One of my favorite classes in seminary was Black Church Studies with Dr. Willie Jennings. Prof. Jennings began the class by asking us to raise our hands if we were racist. We glanced around at each other, none of us wanting to claim such a title for ourselves. I certainly felt like I didn’t qualify for that – social justice had always been an integral part of what it meant to be in my family, and I had plans to adopt transracially. Yet, Prof. Jennings continued by raising his own hand. “Everyone here is racist. We live in a racist society, and thus we cannot be removed from that foundation. We are part of it. The key is to recognize it.”
25 years later I have not forgotten these words. This summer they have seemed more poignant than ever. The stats are clear that black individuals are stopped by police at far greater rates than non-blacks. Senator Tim Scott recounts his own experience with this – an experience his white colleagues do not share. (And I shouldn’t have to write this, but of course I support our police. As Prof. Jennings pointed out, none of us can be removed from this racial foundation, and we need training and education to recognize the blinders we wear.) It has also pained me greatly to witness, and to hear first hand from my students, the dramatically increased harassment of Muslims in our country. Many others have stated this – and it is true – Islamic State is to Islam what the KKK is to Christianity. When political leaders call for mass deportation or interviews of the incredible young Muslim women with whom I work, my heart breaks for them. They don’t deserve this treatment.
The idea of the United States being a “Christian nation” has been tossed around throughout the history of this country. The name of Jesus has been taken in vain to support xenophobia, misogyny, and white elitism. This country was begun with mass genocide of the natives, and then built on the backs of slaves. We can’t erase or ignore this. It’s in our blood. There are so many wonderful things about this country, but we need to acknowledge our history and the continuing repercussions in how we relate to each other. We need to follow the steps of Jesus in reaching out to others and including them in community – especially those who have been outcast, downtrodden, beaten, and discounted. If we are truly Christian, we will look for ways to include, unify, and love together.

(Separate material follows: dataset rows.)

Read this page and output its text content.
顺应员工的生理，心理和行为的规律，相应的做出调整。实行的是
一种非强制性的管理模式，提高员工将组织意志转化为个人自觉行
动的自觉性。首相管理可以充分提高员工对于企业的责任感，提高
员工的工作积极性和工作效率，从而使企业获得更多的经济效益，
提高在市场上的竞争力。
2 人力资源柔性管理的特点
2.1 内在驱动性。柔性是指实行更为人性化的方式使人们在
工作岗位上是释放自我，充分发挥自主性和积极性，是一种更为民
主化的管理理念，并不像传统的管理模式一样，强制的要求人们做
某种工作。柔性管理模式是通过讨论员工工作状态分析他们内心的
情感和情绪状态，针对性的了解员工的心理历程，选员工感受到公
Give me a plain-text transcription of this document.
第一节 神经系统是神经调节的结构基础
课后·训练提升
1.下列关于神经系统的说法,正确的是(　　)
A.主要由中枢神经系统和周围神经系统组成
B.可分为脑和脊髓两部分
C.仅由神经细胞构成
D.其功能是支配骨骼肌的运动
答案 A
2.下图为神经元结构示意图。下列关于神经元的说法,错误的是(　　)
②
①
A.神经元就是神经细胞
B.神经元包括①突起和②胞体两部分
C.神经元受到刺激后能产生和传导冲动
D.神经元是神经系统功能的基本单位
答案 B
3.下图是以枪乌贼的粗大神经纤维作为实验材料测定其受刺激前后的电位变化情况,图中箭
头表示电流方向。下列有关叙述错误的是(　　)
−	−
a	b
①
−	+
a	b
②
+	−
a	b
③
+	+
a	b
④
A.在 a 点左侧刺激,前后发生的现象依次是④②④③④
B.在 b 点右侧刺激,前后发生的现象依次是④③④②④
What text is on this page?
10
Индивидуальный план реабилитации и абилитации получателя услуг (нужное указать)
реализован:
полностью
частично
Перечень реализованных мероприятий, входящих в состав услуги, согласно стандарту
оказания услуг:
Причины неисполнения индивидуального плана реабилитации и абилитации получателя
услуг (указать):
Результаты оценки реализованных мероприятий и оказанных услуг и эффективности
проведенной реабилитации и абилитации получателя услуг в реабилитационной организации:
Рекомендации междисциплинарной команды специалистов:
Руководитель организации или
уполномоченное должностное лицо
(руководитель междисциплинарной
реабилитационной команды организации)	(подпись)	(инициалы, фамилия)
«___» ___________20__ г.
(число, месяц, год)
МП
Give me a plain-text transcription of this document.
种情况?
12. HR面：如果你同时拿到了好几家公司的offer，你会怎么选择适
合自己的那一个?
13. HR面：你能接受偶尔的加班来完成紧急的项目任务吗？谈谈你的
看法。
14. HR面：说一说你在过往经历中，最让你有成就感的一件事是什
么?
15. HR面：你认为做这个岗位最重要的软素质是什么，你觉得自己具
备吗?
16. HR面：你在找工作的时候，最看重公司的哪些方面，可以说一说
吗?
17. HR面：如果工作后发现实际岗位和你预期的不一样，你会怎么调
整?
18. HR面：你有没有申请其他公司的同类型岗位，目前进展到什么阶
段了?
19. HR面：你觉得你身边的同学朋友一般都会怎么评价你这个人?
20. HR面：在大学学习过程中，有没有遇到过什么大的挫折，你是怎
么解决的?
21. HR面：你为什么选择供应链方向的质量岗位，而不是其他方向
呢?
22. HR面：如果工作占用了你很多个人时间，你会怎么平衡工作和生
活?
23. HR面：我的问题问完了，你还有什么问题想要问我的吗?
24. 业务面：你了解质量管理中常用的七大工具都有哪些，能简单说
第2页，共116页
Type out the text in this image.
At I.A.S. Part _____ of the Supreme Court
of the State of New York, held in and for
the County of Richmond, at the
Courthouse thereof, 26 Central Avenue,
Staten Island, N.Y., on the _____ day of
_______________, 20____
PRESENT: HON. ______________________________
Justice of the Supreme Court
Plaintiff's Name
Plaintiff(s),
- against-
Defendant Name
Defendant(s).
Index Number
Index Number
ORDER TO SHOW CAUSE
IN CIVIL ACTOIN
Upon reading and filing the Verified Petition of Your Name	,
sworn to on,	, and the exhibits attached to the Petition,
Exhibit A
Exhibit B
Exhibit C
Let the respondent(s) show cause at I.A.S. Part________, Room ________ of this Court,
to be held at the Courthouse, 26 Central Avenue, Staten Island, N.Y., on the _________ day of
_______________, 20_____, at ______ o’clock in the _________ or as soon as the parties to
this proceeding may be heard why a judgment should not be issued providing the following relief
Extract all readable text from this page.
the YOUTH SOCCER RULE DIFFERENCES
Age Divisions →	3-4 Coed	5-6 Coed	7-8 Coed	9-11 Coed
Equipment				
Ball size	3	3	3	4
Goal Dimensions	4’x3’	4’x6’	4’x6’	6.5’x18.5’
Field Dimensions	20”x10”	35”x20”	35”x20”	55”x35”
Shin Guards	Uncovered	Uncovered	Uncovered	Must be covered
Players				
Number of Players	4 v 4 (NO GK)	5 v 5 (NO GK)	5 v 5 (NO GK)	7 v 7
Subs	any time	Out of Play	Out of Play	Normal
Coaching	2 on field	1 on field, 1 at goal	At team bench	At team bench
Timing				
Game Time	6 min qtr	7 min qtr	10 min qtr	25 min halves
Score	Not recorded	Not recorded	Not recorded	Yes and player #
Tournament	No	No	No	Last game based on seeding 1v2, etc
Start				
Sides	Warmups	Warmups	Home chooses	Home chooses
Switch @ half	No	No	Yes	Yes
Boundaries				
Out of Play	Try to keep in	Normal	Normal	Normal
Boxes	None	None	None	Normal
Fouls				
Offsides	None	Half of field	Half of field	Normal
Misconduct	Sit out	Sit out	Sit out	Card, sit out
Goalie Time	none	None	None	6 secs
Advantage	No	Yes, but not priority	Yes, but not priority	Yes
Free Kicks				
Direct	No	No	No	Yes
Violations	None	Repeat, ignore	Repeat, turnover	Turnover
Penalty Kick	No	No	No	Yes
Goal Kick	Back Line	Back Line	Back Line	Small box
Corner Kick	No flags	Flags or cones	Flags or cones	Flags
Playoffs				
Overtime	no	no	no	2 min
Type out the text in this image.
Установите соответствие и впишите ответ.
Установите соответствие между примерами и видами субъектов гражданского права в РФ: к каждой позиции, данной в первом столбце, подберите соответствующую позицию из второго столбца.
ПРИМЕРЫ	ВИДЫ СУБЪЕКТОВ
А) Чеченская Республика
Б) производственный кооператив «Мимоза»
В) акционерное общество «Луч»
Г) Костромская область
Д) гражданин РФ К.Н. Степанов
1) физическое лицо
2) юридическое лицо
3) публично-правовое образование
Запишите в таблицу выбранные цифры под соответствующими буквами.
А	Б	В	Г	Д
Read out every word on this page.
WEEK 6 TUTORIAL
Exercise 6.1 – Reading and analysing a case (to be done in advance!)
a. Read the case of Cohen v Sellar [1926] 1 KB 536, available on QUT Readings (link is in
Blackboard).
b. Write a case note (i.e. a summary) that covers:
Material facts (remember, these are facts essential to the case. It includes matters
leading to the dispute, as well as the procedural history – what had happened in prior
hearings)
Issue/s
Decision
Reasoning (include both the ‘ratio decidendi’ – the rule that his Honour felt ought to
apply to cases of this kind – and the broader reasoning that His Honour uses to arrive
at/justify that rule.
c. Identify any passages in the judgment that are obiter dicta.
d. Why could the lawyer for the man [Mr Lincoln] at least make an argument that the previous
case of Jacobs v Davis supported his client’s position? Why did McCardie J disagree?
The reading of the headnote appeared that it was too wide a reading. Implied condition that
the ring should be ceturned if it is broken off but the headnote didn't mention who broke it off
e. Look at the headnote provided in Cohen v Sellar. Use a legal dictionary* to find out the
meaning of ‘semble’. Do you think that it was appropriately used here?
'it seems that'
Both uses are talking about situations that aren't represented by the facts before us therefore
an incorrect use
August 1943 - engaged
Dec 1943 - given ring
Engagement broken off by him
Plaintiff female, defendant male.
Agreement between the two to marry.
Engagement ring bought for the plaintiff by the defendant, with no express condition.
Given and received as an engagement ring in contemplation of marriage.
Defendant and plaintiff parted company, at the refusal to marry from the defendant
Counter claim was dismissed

One reason I have never forgotten Prof. Jennings’ words is because a year after his class, I heard them resounding in my ears while I stood outside the Food Bank/Mission in Asheville. I brought a donation and saw two men at the door. They both greeted me. I assumed the older white man was the volunteer, and the younger black man was there for assistance. It turned out to be the opposite. I was ashamed of myself, even though I don’t think they knew of my assumption. I stood there, a minister in the community and one who actively discussed and worked towards racial reconciliation – and yet I found once again that the original sin of racism of this society had been played out through me.
It’s been a terrible summer in many ways for our society. I hear so many young adults feeling like there is no hope. Yet, the old saying is that it is always darkest before the dawn. This racism and xenophobia have always been present. I am thankful for technology and social media which can help us recognize it – and hopefully we can take those challenging steps to be a better society.
Let this summer not be marked by fear, hatred, and despair. Let us see this time as the recognition of the work we have to do, and the beginning of a hope for tomorrow.